Logan

cover loganMarco Beltrami
Logan: The Wolverine (Logan, 2017)
Sony Classical
25 brani – Durata: 57’33”



Il successo per certi versi inaspettato di Deadpool, cinefumetto a dir poco sui generis, ha dimostrato alla 20th Century Fox che si possono fare soldi anche con prodotti più adulti rispetto ai coevi film supereroistici targati Disney-Marvel o DC; non che lì ci fosse chissà quanta più sostanza - anzi - ma si rilevava l’intenzione di osare grazie alla presenza di una violenza particolarmente spinta e di un linguaggio (molto gratuitamente, in realtà) scurrile.

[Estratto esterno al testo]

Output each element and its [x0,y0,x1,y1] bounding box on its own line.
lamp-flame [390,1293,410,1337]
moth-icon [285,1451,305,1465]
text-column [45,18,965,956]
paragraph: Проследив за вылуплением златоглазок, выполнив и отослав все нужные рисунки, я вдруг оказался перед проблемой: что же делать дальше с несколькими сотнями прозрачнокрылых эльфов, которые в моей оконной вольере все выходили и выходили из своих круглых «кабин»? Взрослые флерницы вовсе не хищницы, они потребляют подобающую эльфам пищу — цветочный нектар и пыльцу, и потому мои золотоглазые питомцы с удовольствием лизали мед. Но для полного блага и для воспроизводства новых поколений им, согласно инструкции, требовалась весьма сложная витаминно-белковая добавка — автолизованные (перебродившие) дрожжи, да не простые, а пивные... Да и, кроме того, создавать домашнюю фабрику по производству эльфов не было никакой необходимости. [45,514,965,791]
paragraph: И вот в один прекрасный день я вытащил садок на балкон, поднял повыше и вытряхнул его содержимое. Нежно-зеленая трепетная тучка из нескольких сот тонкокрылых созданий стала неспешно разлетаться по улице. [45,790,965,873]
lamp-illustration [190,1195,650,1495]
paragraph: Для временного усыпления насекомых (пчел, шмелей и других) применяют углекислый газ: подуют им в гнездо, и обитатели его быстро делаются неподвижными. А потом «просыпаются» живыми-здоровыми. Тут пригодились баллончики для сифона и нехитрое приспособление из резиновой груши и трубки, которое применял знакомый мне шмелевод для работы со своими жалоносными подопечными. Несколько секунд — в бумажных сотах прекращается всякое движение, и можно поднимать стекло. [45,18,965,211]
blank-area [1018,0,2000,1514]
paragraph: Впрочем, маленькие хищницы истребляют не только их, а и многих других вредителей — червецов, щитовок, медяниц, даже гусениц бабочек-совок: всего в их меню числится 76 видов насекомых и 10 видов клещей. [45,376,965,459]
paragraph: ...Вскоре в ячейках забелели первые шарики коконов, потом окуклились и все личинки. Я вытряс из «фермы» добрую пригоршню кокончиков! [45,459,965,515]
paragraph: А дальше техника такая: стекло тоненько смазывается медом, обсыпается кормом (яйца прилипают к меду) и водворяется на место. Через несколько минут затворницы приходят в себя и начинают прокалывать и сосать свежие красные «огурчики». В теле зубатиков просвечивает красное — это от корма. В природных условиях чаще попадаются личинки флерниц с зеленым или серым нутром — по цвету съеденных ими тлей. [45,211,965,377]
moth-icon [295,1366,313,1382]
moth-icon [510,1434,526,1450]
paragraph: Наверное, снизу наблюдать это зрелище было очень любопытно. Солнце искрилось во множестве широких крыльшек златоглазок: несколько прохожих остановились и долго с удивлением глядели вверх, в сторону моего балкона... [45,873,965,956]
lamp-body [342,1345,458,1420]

Sulla stessa scia, questo nuovo episodio dedicato al supereroe Wolverine ci presenta un Logan invecchiato che usa spesso la parola con la “c” e picchia molto più forte del solito (si sfiora di frequente lo splatter); ma rispetto a Deadpool si respira aria di vero cinema: ambientazioni western splendidamente fotografate - regista e compositore sono gli stessi di Quel treno per Yuma - e belle interpretazioni (sorprendente la giovanissima Dafne Keen) per quella che tutto sommato è “semplicemente” una toccante storia di amore paterno. Niente deliri fantasy alla Justice League, dunque, e la colonna sonora di Marco Beltrami sfodera giustamente sonorità crude e niente affatto “supereroiche”: i “Main Titles” con piano, chitarra elettrica e armonica a bocca blueseggianti a richiamare il doloroso disincanto del protagonista, potrebbero essere usciti da Vampires di John Carpenter, ma è tutto lo score a grondare di atmosfere sudicie che sembrano provenire da un futuro lo-tech come quello del film. Lo sperimentalismo beltramiano deflagra in questo lavoro con una spregiudicatezza di accostamenti timbrici che ricorda, non tanto negli esiti quanto nell’atteggiamento, le partiture per certi western italiani degli anni ’60 e ’70: il pianoforte impazzito e i virtuosismi di tromba alla “Volo del calabrone” di “El Limo-nator”, i glissandi e gli assoli di batteria di “Forest Fight” mostrano una scrittura che concede poco o nulla alla routine dell’action-music elettronica di matrice para-zimmeriana.
Non che gli elementi synt siano banditi da questo lavoro, in cui si fa anzi largo uso di sonorità artificiali soprattutto per tradurre il clima di minaccia che agita l’intera pellicola (“Farm Aid”); ma sono per lo più a sostegno di un prominente senso quasi tattile delle esplosioni di timbri orchestrali, in particolare ottoni e archi quasi sempre in dissonanza e percussioni assordanti (“Feral Tween”). Suggestivi, come sempre, gli squarci lirici (“Gabriella’s Video”, “You Can’t Break the Mould”, “Don’t Be What They Made You”), spesso dominati dal semplice e commovente tema che esordisce in “Laura”, dedicato all’omonima bambina mutante del film e vibrante di un assetto armonico e un’andatura melodica che lo fanno somigliare a una danza latino-americana (la ricapitolazione del tema in “Eternum – Laura’s Theme” lo avvicina sensibilmente ai ritmi del tango, genere che sappiamo essere caro al compositore fin dai tempi di Mimic); la traccia “Laura”, in particolare, costituisce un fulgido esempio dell’intensa drammaturgia beltramiana, con i violini chiamati a intensificare progressivamente l’atmosfera carillonante del tema fino alla degenerazione nella dissonanza e all’incursione ostile dell’elettronica, per una scena fra l’horror e il melodramma.
Insieme all’azione, questi si possono dire i generi chiave su cui gravita da sempre la musica di Beltrami; e se, come dice Laura nel film citando un vecchio western, “quando si uccide… rimane sempre un marchio… che non si cancella più”, anche nell’arte di Beltrami sembra rimanere impresso, fin dai capolavori per i film di Wes Craven, il marchio di quel cinema violento e febbricitante che ha spesso frequentato.